Know the weight of an object so that you can prepare yourself mentally before lifting it. Don't bend at the waist. The muscles in front of your thighs are among the strongest in the body; let them do the work.
Do not carry heavy briefcases or luggage. Instead, use a luggage roller whenever possible.
When gardening, cleaning the floor, or doing other prolonged, back-straining activities near the ground, kneel on one knee rather than bending at the waist. Back problems can be exacerbated by spending time hunched over a desk that's too low for you. Try to keep your work surface at elbow height. Adjust the height of your chair so that you can sit with your feet flat on the floor and your knees level with your hips. If you have a desk job, take frequent breaks. Get up at least once an hour and walk around for a few minutes.
Avoid wearing high heels, which place greater pressure on the back than flats do.
The ribs are bones in the chest that attach to the vertebrae. There are 12 ribs on each side of the body. They serve two functions: They act like bars of a cage to protect the lungs and heart from blows, and they help the chest wall expand and collapse so that air can move through the lungs.
The ribs do not attach directly to the breast bone in the front. If they did, the rib cage would be so rigid that you would not be able to breathe. Flexible cartilage connects the end of each rib to the breastbone.
A blow to an unprotected rib cage can bruise the ribs. The treatment for bruised ribs is to rest them and apply ice until the pain is gone. You can continue activities if you use a pad to protect the ribs. This pad, made of strong plastic with an absorbent material underneath, looks like a flak jacket; it hangs on the shoulders and wraps around the rib cage. Several varieties are available in sporting goods stores.
A severe blow can cause a rib separation, in which the rib tears loose from the cartilage in the front.

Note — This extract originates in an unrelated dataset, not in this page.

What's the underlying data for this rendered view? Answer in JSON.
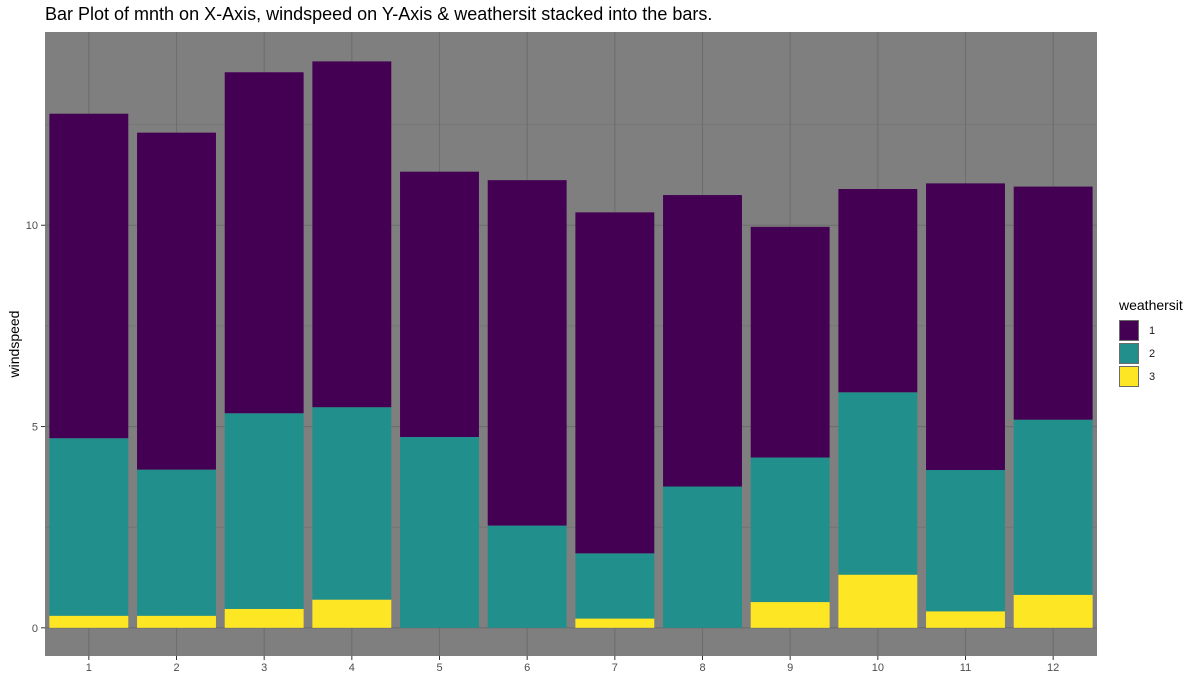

You will feel severe pain, usually toward the front of the rib cage, and it will hurt to breathe. When you bend over or rotate your body, you may feel a "pop." It will be particularly painful to go from a lying to a sitting position, so you may have trouble getting out of bed in the morning. If someone puts one hand on your back and the other on your breastbone and squeezes, you will feel tremendous pain.
The treatment is to use a rib belt. This is a strap of elastic, about eight inches wide, that goes around the rib cage. It stretches tight and closes in front with Velcro®. This compresses the rib cage so that it can't expand too far. The belt holds the rib end in place until it heals and lessens the pain of everyday movements.
No matter how much you may want to, you can't participate in sports when you have separated ribs. The resulting pain will be too much to allow you to continue.
The ultimate injury from a blow to the rib cage is a broken rib. The pain may occur anywhere in the rib cage depending on where the rib is broken. It may be that more than one rib is broken.
You will feel the same pain as with bruised or separated ribs, only more severe. You should be concerned about sharp ends of broken ribs and should have an x-ray. Any excessive strain or movement, or another blow, can cause a sharp end to puncture a lung, sending you to the hospital for emergency treatment.
Again, the treatment is to rest (for about six weeks) and to wear a rib belt until the pain is gone. An x-ray must show that the ribs have healed before you can return to activity.
The muscle between each pair of ribs, the intercostal muscle, which is the muscle used in respiration, may pull or tear due to overstress. This can happen to a tennis or football player who makes a sudden, violent lateral motion or suddenly rotates the rib cage.
As a result, you will feel tenderness between the ribs, not on them. Again, rest the ribs and ice them until the pain disappears, and use a rib belt until you can move about freely.